The diversity push — and specifically the effort to hire African-Americans — isn’t just on the campaign side: In Washington, four officials from the White House personnel office and lobbying shop met Monday with chiefs of staff for members of the Congressional Black Caucus to discuss building a better pipeline for black staffers to move from the Capitol to the White House. An administration official emphasized that the White House reached out to the CBC, not the other way around, and said the meeting was coincidental to the campaign’s efforts.

The race to stock up on black talent is a welcome development among Washington’s African-American power elite — and one that critics say is three years late in coming. The cynical take, offered up by black Democratic sources outside Obama’s camp: The president and his aides have focused their attention on hiring more African-Americans because they are worried about black turnout on Election Day.

It’s not that anyone expects black voters to suddenly rush to Mitt Romney — they won’t — but African-American turnout could be pivotal in several swing states Obama won in 2008 that show signs of being more competitive in 2010 because of shifts among white independents. Florida, North Carolina and Virginia rank in the top 10 states in total African-American population; and Pennsylvania, Ohio and Michigan are in the top 15.

Exit polls show that roughly 1 million African Americans voted in the presidential election in North Carolina in 2008. Obama’s margin of victory: 14,000 votes.

“There’s a significant amount of concern,” one chief of staff to a black member of Congress told POLITICO. The excitement of the 2008 campaign is gone, this aide said, and African-American voters haven’t seen much improvement on issues such as an unemployment rate about double that for whites. The Obama campaign has time to reignite the enthusiasm, the aide said, “if they adjust and expand their message.”

The bar may be higher for Obama than for other presidents.

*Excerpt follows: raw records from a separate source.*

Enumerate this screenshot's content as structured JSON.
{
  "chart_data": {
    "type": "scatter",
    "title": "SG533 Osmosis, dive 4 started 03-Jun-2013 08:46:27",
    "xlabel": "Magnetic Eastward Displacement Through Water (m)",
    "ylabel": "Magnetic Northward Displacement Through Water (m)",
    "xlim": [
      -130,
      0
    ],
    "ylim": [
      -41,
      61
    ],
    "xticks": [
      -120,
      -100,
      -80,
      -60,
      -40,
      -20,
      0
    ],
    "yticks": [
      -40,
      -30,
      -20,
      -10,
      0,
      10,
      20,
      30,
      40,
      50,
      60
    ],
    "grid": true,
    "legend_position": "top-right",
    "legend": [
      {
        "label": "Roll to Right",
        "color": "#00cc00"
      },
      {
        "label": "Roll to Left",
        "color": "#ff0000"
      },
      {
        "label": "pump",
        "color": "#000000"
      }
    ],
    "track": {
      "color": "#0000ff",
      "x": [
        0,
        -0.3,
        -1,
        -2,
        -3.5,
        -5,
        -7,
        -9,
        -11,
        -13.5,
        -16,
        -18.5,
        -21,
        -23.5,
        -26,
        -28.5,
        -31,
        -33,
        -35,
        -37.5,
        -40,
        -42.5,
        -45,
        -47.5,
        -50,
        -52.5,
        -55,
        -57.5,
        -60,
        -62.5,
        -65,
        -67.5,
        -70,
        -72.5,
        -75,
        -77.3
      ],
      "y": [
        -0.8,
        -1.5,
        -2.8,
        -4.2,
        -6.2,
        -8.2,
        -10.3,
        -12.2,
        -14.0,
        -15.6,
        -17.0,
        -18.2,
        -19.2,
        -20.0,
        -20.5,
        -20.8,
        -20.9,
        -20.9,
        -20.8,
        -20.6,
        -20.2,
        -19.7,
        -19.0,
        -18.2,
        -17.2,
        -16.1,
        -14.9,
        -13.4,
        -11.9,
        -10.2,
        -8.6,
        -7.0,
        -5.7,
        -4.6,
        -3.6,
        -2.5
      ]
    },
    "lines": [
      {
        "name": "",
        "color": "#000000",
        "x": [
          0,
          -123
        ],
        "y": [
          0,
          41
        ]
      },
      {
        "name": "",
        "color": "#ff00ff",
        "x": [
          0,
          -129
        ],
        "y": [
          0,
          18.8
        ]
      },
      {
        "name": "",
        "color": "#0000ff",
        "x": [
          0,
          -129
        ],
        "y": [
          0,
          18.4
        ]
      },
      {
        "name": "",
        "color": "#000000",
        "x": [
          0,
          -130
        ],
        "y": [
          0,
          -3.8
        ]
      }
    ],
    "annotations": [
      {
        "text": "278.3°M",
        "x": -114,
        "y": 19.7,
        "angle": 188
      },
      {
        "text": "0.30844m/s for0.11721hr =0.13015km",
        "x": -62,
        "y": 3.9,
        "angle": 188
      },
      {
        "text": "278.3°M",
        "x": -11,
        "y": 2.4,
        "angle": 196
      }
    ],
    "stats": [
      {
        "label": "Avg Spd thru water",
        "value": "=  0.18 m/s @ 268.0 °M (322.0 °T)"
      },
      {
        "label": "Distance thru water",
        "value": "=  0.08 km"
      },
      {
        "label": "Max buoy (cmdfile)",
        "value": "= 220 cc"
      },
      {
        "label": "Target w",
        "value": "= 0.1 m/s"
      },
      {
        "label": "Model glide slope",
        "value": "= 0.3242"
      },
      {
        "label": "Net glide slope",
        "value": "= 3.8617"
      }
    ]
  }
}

“I think this administration is expected to have the greatest diversity program just given the fact that President Obama is the first African-American president, and he’s not run from issues of diversity,” said Rep. Bennie Thompson (D-Miss.). “The question would be ‘What do the facts say about it?’ and I think they would be the best judge of those numbers. You can always do better. And this administration is no different. You can talk diversity, which is good, but a better barometer is whatever the facts say.”